A ripple of applause greeted the midfielder from the Blues contingent in the Main Stand. A while later, Dixon showed one particularly neat piece of invention with a lofted, left-footed pass which almost put Jack Armer in.

This was all excellent to see. Either side of that, Micah Obiero had been denied by keeper Akos Onodi and then, amid a generally bright individual performance, supplied a more successful finish to put a much-changed Carlisle XI ahead, after Onodi had parried Omari Patrick’s header following a Gime Toure run down the left. 

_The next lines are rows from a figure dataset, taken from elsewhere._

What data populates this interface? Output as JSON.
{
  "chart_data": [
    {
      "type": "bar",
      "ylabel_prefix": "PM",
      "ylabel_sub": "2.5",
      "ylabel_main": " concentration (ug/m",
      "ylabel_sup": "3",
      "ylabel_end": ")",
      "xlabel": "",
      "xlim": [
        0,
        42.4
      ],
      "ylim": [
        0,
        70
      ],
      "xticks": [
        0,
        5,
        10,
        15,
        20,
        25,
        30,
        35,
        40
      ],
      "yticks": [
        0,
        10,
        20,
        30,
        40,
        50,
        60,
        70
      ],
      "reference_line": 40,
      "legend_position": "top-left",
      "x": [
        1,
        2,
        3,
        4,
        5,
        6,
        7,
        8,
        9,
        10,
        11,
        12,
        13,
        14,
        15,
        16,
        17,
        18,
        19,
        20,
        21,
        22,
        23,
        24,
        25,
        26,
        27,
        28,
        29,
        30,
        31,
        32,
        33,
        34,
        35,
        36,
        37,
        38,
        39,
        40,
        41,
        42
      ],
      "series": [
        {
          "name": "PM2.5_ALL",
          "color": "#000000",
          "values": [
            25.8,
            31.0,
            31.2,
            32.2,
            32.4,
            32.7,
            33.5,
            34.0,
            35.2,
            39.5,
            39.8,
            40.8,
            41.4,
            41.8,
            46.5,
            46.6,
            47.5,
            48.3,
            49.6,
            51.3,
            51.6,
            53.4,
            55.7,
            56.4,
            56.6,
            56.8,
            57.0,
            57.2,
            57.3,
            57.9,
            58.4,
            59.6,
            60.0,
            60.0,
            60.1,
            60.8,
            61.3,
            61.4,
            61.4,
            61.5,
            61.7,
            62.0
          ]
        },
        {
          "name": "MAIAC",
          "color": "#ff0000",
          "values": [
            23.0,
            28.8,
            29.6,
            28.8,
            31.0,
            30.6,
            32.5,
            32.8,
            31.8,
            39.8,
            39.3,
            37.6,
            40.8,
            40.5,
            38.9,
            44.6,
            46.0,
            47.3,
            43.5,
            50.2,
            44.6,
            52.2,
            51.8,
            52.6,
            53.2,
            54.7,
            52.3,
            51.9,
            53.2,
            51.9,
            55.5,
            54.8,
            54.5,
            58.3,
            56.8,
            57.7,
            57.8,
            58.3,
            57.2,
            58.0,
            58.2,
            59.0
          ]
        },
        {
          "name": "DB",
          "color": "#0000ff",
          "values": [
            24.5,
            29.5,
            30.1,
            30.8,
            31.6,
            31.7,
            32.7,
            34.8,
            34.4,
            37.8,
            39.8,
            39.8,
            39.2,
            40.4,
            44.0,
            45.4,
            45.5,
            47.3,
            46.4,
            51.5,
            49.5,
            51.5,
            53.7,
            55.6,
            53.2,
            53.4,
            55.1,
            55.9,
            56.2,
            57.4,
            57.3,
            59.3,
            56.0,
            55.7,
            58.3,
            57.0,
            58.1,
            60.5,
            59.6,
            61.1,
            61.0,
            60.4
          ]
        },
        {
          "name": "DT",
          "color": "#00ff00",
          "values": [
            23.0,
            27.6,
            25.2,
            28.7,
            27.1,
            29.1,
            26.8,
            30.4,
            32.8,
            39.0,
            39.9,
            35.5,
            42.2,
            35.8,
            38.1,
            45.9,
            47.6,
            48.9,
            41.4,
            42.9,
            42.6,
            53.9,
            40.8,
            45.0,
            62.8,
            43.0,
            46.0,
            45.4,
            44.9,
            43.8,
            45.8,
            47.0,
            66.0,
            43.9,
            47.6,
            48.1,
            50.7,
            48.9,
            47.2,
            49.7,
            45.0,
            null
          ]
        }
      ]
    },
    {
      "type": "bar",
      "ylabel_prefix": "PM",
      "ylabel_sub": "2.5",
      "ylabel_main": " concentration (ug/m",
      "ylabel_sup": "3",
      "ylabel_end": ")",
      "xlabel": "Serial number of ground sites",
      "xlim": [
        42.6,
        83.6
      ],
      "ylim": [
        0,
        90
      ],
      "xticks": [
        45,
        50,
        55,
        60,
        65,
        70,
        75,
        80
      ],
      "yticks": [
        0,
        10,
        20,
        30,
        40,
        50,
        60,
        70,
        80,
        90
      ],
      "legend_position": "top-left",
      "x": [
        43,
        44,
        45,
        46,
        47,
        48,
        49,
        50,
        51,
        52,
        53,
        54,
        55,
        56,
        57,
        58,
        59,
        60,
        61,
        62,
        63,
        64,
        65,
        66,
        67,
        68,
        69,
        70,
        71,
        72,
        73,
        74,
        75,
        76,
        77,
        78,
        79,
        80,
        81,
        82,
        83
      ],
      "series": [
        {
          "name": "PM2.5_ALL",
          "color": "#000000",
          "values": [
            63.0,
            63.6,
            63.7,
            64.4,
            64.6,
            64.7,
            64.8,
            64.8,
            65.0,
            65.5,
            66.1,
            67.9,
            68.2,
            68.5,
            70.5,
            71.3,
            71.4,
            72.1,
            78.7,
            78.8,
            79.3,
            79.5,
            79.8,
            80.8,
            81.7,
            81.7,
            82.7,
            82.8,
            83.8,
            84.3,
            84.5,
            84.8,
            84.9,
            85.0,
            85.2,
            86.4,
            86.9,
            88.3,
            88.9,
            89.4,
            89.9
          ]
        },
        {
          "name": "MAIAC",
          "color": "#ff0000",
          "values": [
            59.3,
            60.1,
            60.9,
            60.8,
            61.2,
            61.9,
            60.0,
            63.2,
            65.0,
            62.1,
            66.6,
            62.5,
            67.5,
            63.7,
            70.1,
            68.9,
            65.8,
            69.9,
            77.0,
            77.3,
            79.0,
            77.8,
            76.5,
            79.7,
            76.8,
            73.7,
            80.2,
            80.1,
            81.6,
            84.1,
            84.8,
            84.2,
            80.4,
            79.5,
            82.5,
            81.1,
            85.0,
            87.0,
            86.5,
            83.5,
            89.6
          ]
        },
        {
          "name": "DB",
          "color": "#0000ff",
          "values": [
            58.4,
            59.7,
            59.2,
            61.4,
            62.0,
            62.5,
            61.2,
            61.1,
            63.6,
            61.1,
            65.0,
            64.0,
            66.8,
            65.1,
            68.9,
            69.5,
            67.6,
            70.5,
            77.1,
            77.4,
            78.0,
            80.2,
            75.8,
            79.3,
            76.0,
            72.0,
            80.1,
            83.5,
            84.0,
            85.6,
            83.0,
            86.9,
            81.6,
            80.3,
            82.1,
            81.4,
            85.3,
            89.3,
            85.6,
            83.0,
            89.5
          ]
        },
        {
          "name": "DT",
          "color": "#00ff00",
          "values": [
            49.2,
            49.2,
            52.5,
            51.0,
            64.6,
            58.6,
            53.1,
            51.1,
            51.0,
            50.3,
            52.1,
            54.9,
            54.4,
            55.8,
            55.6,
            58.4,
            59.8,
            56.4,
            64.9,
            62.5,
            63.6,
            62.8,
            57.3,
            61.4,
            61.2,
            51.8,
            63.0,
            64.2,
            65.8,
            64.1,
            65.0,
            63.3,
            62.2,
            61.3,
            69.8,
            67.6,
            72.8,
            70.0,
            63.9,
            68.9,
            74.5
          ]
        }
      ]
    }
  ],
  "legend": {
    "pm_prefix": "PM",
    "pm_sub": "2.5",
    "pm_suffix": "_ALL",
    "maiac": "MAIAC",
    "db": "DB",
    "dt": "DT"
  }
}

Toure, next, almost marked his return with a free-kick goal, but was denied by the keeper’s fingertips, before Tyreik Wright almost replied with a Villa set-piece. After the break, Toure headed an Obiero cross against the bar and Taylor Charters skimmed a 20-yarder wide. Carlisle remained on top, and finally got a second when Dixon’s free-kick was nodded in at the back post by Toure. 

Dixon’s set-piece delivery, and his ease at taking responsibility with them, were among the encouraging aspects of his memorable night. Toure continued menacing Villa’s youngsters, while Reilly, after so much ill-fortune in front of goal lately, will not care that this was a largely meaningless contest in which he broke his duck, the striker showing anticipation at a defensive mistake before driving forward and keeping his composure to drill home. 

Villa eventually got one back, Harrison Sonha arriving in space to dispatch a left-sided cross as small consolation. The final whistle then went. United were out. They already were. So were Villa. Margheritas all round.